Nueva vida

Desperté en un hospital tras un largo sueño y apenas recordaba mi nombre o el de mi familia. Mi pierna derecha no cesaba de palpitar. Me dolía.

Los médicos decían que había tenido mucha suerte, pero no sé a qué se referían. Intenté doblarme hacia mi lado izquierdo y un súbito dolor me lo impidió.

Entonces recordé. Yo conducía, y Mario estaba a mi lado. Ambos reíamos y cantábamos canciones malas de nuestra juventud.

Eran las dos de la mañana y volvíamos de cenar con unos amigos. Yo no bebía nunca, así que siempre me tocaba conducir.

Pero un kamikaze se nos cruzó en medio de la autovía y no hubo forma de esquivarlo. Solo escuché un golpe seco y mi cabeza dio vueltas. 

Cuando volví a la realidad, miré a la enfermera que me atendía y le pregunté por Mario. Ella me devolvió una mirada de preocupación. 
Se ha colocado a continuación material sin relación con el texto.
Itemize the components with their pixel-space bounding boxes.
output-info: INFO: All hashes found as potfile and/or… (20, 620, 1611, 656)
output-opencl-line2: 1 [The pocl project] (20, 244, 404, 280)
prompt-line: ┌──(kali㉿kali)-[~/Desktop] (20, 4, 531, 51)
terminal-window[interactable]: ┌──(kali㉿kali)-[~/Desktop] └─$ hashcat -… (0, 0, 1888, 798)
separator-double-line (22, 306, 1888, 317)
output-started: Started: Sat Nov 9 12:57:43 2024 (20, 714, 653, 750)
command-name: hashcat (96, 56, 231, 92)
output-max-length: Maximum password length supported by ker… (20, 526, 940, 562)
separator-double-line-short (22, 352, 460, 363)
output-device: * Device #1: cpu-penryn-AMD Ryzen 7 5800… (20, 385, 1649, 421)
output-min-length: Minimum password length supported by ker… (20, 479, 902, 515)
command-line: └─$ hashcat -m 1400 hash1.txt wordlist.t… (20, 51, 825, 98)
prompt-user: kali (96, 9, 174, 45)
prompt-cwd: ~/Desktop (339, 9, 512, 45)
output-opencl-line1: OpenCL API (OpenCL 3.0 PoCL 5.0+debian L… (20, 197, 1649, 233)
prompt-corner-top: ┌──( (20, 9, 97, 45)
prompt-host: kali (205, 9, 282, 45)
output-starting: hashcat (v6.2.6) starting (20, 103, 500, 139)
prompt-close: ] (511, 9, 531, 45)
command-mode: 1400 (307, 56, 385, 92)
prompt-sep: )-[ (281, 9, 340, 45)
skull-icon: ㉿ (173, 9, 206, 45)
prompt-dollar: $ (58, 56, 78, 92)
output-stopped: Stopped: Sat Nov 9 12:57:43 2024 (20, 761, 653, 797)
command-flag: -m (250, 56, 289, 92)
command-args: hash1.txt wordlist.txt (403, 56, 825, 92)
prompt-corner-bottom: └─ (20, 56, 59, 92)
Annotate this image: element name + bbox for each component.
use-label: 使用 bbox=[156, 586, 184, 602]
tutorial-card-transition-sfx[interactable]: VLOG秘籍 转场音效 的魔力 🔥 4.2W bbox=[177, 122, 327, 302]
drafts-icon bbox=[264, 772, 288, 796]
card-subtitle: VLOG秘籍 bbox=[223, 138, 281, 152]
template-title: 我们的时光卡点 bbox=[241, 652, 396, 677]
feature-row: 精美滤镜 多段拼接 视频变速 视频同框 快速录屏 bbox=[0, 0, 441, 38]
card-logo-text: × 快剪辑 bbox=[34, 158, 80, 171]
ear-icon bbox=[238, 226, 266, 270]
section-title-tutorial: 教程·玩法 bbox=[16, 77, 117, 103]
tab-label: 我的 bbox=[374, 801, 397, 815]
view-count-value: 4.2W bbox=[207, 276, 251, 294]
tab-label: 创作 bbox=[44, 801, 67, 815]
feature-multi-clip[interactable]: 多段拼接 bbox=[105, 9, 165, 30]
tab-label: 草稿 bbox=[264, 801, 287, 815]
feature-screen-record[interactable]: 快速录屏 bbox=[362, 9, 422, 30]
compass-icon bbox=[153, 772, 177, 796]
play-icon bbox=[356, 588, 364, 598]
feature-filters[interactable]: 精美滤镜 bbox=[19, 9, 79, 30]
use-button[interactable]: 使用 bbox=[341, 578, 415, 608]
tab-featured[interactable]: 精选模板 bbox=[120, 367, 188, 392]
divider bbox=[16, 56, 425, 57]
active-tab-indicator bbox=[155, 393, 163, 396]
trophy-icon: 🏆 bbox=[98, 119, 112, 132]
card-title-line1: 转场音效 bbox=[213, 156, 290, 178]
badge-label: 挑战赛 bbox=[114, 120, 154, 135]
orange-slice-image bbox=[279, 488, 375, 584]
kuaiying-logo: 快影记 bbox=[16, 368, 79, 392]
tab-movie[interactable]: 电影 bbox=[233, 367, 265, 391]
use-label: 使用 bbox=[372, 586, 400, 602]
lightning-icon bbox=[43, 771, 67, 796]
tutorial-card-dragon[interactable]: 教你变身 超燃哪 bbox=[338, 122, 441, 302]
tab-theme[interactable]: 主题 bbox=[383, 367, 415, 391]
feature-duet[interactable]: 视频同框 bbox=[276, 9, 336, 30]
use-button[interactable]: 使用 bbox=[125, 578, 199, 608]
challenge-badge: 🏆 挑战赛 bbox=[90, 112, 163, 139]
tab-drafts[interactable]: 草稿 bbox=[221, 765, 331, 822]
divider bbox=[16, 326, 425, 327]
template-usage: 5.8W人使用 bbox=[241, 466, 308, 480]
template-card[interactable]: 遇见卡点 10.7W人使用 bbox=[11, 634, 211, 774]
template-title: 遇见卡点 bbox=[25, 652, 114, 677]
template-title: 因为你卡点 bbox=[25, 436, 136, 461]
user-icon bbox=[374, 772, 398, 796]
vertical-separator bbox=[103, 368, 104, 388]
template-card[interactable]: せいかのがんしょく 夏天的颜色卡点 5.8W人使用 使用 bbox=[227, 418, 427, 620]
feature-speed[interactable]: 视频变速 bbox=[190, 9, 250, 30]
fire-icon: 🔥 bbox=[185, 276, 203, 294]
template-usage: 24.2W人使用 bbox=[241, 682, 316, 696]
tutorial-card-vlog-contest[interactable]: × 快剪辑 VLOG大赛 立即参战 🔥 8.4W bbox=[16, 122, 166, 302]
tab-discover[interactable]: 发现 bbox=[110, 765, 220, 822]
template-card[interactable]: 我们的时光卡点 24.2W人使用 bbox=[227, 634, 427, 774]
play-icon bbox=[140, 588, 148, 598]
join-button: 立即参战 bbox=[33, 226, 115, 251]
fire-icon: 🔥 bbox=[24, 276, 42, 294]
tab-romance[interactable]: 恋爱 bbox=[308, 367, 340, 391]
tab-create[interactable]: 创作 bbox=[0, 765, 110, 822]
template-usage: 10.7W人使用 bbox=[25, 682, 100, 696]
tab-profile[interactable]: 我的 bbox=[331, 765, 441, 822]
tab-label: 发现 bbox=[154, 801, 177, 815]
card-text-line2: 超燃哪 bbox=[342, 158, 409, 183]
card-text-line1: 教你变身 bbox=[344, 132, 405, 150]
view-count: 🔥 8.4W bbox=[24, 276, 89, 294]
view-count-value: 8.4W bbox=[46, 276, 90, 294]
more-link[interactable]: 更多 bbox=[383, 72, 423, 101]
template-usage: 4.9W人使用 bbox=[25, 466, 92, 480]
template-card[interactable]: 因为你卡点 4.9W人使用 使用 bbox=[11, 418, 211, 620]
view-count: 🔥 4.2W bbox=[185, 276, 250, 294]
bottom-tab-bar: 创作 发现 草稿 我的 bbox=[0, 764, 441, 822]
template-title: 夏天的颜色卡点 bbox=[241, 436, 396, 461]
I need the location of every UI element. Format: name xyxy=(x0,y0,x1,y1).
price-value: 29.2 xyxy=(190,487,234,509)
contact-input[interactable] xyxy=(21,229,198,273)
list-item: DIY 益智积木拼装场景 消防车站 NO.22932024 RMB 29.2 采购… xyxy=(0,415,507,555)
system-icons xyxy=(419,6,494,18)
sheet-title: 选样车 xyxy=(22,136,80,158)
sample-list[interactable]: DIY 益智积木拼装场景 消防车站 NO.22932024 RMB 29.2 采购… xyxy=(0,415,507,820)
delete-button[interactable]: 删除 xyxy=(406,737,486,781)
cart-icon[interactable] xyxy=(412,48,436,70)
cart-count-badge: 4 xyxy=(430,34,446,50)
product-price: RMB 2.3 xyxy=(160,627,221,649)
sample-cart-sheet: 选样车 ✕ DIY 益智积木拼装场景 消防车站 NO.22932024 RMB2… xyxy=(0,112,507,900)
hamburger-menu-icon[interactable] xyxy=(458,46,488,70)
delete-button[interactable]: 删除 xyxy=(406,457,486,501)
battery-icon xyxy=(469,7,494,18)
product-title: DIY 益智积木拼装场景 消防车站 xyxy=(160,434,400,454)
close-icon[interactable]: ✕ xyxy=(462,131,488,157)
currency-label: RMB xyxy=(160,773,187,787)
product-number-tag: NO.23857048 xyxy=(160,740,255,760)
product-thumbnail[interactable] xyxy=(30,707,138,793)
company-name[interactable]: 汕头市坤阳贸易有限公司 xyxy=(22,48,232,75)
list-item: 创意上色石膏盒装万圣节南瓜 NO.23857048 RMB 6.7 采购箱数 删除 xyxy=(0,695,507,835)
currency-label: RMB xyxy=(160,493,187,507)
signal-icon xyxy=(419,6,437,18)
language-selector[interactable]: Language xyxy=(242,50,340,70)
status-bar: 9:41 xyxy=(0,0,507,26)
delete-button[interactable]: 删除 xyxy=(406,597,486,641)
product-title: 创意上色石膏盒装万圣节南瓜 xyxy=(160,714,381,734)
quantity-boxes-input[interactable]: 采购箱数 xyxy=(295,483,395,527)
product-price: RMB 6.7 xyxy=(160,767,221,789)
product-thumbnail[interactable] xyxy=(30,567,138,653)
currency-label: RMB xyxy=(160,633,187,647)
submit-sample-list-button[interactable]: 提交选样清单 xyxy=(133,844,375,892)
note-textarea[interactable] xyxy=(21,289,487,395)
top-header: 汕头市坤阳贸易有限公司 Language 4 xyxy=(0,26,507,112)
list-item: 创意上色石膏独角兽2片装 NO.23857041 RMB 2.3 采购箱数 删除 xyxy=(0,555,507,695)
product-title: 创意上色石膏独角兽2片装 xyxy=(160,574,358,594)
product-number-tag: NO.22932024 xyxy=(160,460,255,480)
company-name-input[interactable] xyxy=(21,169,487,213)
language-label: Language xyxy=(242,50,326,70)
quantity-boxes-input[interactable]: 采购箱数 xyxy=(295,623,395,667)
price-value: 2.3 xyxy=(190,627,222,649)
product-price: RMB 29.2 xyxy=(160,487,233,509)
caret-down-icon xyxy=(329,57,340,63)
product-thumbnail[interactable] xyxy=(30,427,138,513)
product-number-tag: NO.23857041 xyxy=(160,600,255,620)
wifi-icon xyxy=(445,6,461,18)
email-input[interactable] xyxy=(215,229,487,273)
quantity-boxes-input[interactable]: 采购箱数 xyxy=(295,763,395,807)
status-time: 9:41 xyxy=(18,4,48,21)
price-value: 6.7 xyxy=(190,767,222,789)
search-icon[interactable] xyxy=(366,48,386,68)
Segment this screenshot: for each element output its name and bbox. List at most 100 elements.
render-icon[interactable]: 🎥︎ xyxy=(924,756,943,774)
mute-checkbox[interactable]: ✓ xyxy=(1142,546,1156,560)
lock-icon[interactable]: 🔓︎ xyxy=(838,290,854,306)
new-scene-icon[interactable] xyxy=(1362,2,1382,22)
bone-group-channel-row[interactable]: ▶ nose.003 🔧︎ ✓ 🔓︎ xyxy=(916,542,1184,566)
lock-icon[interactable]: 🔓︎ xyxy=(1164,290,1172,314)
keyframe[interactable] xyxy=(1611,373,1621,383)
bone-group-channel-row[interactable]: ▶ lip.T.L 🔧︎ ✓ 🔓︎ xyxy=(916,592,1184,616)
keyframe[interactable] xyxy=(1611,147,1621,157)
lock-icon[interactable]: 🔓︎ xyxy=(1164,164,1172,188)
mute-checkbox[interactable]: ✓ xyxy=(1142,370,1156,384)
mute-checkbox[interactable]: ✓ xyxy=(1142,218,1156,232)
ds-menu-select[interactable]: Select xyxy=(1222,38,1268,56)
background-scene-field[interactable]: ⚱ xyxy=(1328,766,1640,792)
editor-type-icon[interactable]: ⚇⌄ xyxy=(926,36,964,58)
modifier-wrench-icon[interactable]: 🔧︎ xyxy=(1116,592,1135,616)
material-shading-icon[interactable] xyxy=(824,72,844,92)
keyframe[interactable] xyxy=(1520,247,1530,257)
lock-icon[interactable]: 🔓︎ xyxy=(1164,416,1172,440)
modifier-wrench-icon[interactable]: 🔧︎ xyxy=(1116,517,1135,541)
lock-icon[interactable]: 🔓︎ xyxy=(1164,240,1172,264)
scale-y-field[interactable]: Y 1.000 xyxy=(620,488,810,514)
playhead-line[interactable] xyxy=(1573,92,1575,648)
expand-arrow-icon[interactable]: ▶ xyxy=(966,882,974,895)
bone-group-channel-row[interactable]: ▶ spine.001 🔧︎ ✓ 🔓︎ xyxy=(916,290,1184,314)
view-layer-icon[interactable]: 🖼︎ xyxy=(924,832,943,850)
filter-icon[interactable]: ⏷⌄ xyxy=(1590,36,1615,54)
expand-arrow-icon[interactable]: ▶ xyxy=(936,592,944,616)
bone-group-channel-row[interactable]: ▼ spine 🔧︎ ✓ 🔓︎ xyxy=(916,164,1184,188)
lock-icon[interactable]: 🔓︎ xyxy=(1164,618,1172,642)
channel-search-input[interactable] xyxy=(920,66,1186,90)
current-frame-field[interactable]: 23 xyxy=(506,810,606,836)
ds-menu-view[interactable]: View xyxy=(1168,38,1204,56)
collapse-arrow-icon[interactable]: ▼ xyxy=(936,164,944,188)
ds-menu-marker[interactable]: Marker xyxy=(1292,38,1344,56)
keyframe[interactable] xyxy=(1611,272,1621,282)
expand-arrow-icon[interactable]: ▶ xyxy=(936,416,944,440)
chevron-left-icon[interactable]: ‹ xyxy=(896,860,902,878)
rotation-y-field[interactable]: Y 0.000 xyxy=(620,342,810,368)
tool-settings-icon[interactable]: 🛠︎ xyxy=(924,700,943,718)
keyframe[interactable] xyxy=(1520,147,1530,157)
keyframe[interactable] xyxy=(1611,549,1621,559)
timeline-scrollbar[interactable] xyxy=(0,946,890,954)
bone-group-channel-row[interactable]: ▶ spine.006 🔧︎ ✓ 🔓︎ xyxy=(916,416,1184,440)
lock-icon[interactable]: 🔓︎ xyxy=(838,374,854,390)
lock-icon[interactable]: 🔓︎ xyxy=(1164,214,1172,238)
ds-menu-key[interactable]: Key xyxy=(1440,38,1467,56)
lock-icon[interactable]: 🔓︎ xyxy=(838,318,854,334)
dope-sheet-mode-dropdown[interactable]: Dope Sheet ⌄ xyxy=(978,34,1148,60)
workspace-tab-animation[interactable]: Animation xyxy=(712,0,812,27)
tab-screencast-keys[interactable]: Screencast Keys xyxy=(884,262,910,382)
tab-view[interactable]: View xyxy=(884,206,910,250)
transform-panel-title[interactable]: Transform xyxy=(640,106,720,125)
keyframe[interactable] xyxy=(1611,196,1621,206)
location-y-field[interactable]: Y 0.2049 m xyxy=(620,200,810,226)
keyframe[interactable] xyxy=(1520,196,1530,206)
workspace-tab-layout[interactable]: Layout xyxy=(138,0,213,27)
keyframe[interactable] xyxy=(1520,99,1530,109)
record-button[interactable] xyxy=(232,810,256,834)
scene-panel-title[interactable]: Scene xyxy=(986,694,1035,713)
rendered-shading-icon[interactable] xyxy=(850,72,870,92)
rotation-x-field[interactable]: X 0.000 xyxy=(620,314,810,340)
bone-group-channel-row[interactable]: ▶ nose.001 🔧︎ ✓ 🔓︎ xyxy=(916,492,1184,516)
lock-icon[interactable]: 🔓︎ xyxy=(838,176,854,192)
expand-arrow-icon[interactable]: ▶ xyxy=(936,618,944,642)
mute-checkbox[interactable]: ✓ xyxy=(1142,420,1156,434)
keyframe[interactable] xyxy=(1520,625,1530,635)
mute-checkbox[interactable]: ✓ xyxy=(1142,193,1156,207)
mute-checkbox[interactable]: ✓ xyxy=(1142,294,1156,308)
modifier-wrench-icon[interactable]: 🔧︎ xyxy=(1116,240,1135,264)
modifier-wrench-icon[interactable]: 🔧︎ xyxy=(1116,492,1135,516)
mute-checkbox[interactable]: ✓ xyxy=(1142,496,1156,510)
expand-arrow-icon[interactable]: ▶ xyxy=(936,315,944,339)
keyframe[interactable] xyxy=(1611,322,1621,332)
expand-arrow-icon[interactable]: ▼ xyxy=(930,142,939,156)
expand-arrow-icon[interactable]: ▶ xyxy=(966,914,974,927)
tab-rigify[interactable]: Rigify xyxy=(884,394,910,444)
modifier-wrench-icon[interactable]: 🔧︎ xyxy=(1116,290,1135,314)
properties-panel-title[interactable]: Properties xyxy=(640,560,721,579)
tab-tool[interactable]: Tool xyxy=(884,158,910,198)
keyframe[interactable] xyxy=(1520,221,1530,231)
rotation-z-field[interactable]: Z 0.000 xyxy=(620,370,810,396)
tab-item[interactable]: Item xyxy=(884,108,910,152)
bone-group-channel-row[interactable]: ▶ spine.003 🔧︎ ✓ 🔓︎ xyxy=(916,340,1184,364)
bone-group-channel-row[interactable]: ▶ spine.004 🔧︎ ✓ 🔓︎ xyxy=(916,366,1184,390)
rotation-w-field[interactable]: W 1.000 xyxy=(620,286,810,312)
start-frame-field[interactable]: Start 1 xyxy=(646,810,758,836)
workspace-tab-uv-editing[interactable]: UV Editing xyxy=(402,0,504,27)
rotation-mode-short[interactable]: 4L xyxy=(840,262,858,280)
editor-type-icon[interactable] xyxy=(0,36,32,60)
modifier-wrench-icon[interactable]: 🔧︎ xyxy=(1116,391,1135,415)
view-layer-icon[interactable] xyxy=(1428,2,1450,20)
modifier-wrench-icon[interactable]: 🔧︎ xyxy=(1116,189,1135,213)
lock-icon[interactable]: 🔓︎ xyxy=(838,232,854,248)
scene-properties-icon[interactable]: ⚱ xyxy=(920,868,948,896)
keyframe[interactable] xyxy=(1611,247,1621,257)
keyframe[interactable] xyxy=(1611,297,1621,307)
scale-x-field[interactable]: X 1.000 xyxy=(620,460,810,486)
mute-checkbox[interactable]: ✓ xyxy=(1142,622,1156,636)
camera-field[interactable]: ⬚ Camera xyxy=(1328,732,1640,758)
—Está grave. Voy a preguntar cómo va. Tú estáte tranquila. 
—Si consigue hablar con él, por favor, dígale que le quiero —contesté.

La enfermera sonrió y se fue, pero volvió para avisarme de que seguía grave y que por desgracia no había podido hablar con él.

Lloré durante varias horas. Quería ir a verlo, pero tenía la pierna rota y no podía moverme. Lo echaba tanto de menos… 

Nuestra relación siempre se había tambaleado como una tabla en medio del océano. Aunque siempre terminaba flotando. 

Al día siguiente me despertó el sonido de una bandeja. Venían a traerme el desayuno, pero no tenía apetito.
—Tienes que comer algo —me dijo el enfermero, como si supiera qué estaba pensando.

Abrí la bandeja y comí con desgana. 
—Además —añadió—, tienes que recuperarte pronto, porque él también te quiere y está deseando verte.